DETROIT -- As David Robertson struggled last week, bullpen coach Bobby Thigpen believed from his closing experience that a subtle suggestion might do more than drastic measures.

Thigpen -- who converted 201 of 253 saves in his career -- understands the pass/fail nature of the role and is impressed with how Robertson handled himself. But he also knows how doubt can creep into a closer’s mind when they struggle like Robertson did. Thigpen figured Robertson, who has converted on 31 of 38 tries this season, might be open to -- and benefit from -- a minor change and suggested he lower his arm slot Monday.
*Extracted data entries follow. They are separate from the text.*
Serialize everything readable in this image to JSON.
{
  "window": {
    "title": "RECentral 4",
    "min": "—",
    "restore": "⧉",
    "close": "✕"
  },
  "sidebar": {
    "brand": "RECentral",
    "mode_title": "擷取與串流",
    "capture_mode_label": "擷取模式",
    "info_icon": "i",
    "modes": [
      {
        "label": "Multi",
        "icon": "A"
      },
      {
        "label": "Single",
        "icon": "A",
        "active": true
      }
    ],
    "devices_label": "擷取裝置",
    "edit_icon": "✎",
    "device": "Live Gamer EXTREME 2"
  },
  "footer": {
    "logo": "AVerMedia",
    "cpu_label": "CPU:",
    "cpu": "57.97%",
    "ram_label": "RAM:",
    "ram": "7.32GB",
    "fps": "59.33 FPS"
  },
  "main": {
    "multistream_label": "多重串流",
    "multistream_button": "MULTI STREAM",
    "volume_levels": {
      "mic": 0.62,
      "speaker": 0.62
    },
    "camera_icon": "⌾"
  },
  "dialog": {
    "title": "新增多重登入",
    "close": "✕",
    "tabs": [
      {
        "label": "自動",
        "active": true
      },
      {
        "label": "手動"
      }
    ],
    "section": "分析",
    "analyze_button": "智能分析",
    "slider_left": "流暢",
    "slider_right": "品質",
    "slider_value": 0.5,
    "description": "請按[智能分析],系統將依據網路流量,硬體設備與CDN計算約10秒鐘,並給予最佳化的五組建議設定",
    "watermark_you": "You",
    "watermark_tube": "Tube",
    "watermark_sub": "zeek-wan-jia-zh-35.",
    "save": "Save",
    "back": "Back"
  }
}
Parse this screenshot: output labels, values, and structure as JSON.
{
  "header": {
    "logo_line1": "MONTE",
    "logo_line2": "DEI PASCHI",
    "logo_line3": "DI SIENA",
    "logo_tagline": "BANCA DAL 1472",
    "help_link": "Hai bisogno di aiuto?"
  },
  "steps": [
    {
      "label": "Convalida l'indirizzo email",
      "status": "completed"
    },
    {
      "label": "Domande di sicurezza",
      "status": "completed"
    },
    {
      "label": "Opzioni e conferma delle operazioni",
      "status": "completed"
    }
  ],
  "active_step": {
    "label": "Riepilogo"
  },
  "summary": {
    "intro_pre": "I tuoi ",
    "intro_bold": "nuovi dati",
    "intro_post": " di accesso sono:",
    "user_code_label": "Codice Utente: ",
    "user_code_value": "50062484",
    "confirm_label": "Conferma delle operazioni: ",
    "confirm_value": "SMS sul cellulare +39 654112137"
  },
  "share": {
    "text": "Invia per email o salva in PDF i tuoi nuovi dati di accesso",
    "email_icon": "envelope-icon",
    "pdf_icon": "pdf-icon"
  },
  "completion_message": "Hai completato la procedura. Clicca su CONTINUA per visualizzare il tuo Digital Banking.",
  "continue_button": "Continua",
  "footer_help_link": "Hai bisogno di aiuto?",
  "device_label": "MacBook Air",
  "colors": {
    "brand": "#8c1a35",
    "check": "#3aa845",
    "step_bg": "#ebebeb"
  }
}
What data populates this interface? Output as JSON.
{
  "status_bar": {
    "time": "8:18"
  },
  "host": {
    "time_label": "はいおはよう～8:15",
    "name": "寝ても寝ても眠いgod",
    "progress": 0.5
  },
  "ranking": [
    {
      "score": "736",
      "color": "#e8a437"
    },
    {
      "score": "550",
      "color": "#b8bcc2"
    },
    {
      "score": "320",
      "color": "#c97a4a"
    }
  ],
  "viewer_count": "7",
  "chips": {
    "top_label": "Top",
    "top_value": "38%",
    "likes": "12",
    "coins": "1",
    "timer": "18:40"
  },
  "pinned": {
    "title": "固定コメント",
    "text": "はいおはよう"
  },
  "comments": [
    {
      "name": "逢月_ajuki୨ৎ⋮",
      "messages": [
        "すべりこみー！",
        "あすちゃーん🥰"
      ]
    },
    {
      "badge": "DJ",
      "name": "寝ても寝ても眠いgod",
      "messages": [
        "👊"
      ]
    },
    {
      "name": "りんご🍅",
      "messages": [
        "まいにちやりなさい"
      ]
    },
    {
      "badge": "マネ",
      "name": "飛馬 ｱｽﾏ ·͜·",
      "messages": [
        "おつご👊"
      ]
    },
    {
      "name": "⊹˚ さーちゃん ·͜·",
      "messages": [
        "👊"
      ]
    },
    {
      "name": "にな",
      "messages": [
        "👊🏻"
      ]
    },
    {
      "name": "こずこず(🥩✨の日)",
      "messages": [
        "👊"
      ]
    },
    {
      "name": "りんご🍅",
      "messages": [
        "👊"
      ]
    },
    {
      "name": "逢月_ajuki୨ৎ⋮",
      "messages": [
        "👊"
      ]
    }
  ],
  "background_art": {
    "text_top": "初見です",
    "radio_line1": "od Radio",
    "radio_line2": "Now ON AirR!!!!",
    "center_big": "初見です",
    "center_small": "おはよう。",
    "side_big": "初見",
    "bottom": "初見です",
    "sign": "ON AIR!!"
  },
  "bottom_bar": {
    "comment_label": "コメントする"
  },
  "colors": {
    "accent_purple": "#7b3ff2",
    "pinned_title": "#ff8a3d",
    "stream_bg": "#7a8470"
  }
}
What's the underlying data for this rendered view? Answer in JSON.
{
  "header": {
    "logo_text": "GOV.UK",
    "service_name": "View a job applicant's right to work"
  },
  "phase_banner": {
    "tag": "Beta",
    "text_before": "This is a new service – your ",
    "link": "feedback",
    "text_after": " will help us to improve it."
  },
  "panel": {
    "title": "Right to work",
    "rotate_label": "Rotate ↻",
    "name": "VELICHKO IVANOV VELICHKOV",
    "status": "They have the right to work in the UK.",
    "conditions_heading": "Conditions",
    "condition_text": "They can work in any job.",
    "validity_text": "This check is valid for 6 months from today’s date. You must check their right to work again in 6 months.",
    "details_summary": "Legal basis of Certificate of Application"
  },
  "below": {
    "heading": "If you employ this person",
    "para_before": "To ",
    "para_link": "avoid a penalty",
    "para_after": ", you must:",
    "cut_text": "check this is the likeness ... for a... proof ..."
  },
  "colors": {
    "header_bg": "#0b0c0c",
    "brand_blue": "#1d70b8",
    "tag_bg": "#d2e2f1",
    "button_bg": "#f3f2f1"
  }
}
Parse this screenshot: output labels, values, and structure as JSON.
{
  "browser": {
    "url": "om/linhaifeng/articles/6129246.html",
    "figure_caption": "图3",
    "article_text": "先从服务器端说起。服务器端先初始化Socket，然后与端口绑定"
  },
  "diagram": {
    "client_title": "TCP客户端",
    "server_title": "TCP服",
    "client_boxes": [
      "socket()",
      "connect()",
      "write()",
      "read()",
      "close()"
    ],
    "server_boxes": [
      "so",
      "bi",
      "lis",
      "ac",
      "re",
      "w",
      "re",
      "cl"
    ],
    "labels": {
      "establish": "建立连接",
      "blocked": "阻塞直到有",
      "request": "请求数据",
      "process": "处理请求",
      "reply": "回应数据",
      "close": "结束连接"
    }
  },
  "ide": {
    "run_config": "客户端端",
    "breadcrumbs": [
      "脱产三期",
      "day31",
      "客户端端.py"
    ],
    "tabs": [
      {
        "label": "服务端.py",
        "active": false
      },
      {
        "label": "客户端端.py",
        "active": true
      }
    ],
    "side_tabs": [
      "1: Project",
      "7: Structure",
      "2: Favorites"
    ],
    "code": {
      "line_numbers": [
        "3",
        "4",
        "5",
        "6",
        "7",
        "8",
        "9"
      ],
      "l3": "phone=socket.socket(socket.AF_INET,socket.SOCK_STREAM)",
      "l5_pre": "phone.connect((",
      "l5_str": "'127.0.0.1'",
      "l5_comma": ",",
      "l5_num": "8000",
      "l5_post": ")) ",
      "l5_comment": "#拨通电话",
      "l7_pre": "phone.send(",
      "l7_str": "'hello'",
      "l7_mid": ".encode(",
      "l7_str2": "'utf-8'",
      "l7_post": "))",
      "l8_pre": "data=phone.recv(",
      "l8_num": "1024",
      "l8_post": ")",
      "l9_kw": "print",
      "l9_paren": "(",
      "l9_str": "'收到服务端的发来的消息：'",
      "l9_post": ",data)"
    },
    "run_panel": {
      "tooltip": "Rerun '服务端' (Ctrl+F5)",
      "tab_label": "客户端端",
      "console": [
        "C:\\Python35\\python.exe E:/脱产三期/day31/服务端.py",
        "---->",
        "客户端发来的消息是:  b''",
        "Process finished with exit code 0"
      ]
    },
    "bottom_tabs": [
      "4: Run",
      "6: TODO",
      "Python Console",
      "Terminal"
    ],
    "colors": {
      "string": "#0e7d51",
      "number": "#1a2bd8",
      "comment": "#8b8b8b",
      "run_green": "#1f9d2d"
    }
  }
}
Within several pitches, Thigpen saw a much sharper curveball and a more confident Robertson, who struck out two in a scoreless inning.

“I’ve told him a couple of times during the year just because I see how he throws the ball and how it comes out, ‘You may be a little bit too high on this one’ because I see him getting caught up,” Thigpen said. “Last night he freed himself up so he could get out there and snap (it) off.

“When you’re going good and pitching as well as he has it’s hard to make an adjustment, a big adjustment, because they’ve been doing it so long and they’ve had success. Sometimes it takes a couple of bad outings to open your mind and he did. “He goes ‘Maybe you’re right’ and then boom.”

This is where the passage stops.